One might argue that research-based educational practices transcend culture or are culture-neutral and that it is simply good practice to use what research tells us works, regardless of cultural differences. But of course research itself is culturally bound, not only by the situations in which it is performed and the availability of participants, but also by the chosen research questions, research designs, and what is considered acceptable as evidence. In fact, the existence of long-held cultural differences exhibited by foreign but successful cultures should make us question the broad validity of any research-based practices. At a minimum, one should reflect to determine the underlying operational principles of any particular research-based instructional strategy (Gibbons, 2009) and decide whether some of its prescribed methods and conditions can be modified to work more effectively within other cultural frameworks (Rogers, 2007).

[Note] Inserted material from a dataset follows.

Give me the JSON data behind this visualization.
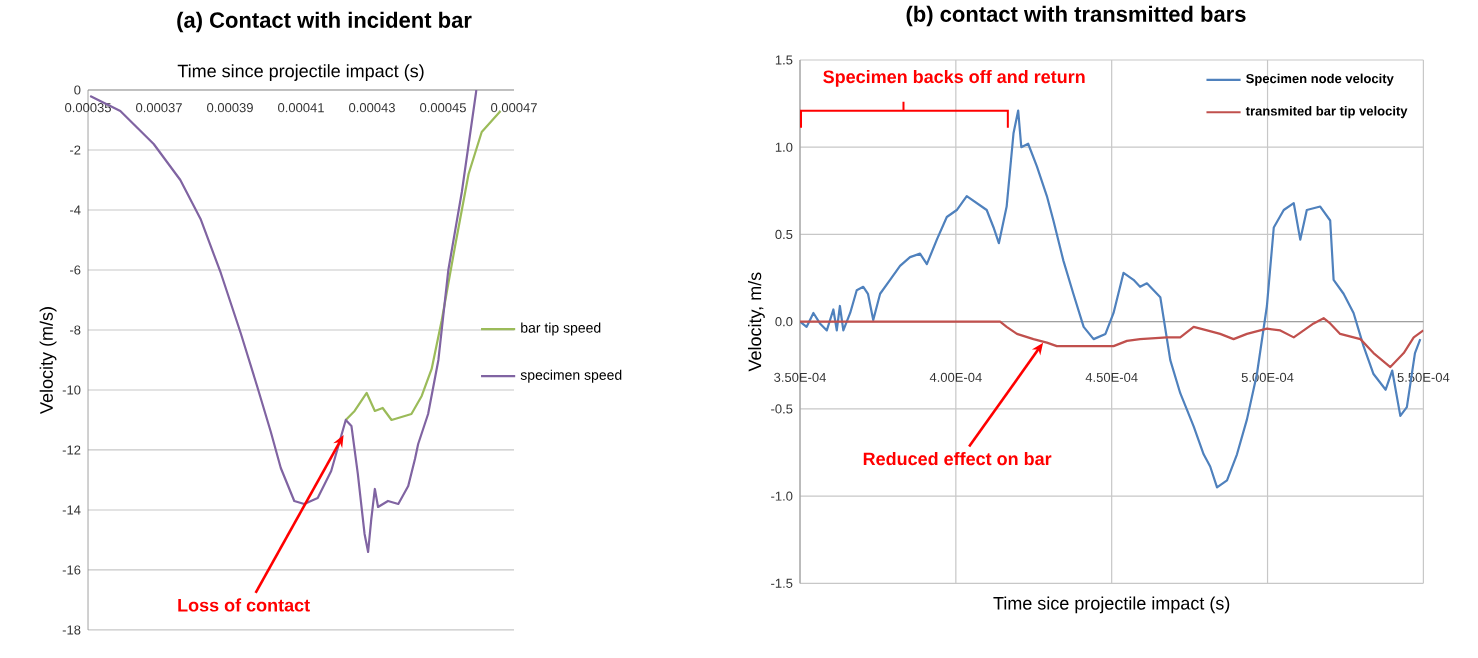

Remaining Questions and Conclusions

The CDLF could prove useful in multiple contexts. This article presents the framework and questionnaire as tools for practice, but the CDLF might also support research, for example to determine which preferences appear to cluster together or which appear to be common among a particular group of learners. Many questions remain, the answers to which may help provide additional guidance for the utilization of the CDLF.

The ability to accommodate culturally based learning differences is becoming an increasingly critical skill in this time of rapid globalization and technology-influenced cross-cultural interactions. This paper contributes to the literature on cultural considerations of teaching and learning by exploring the basis of culture and the dimensions that most directly impact the teaching and learning enterprise. The CDLF provides a rich tool for analyzing the differences in learning preferences, which, when combined with process-oriented strategies for culturally sensitive adaptation, can help instructional providers become more effective in cross- and multicultural situations.

It has been suggested that being involved in multicultural exchanges can make one more sensitive to communication patterns because the old, reliable patterns are no longer effective. For example, one may become a better listener and a more careful communicator because first assumptions are more suspect. One becomes more conscious of the unspoken intentions, and perhaps unintended messages, embedded in communications. This increased awareness may improve overall communication skills within and across cultures (Hall, 1981).

Arya, Margaryan, and Collis (2003) ponder whether cultural accommodation in instruction “suggests stereotyping which can lead to new dilemmas” (p. 41). Future research must respond to this question because the resulting compartmentalization could lead to results counter to the goals of instruction, which include opening students’ minds to change and new ideas. Thomas (2003) reminds us that instructional providers need to be aware of both the intended and unintended consequences of their instructional designs and that all consequences should be researched and discussed. In the end, research into the multicultural education and training challenges may lead to greater wisdom for all instructional situations.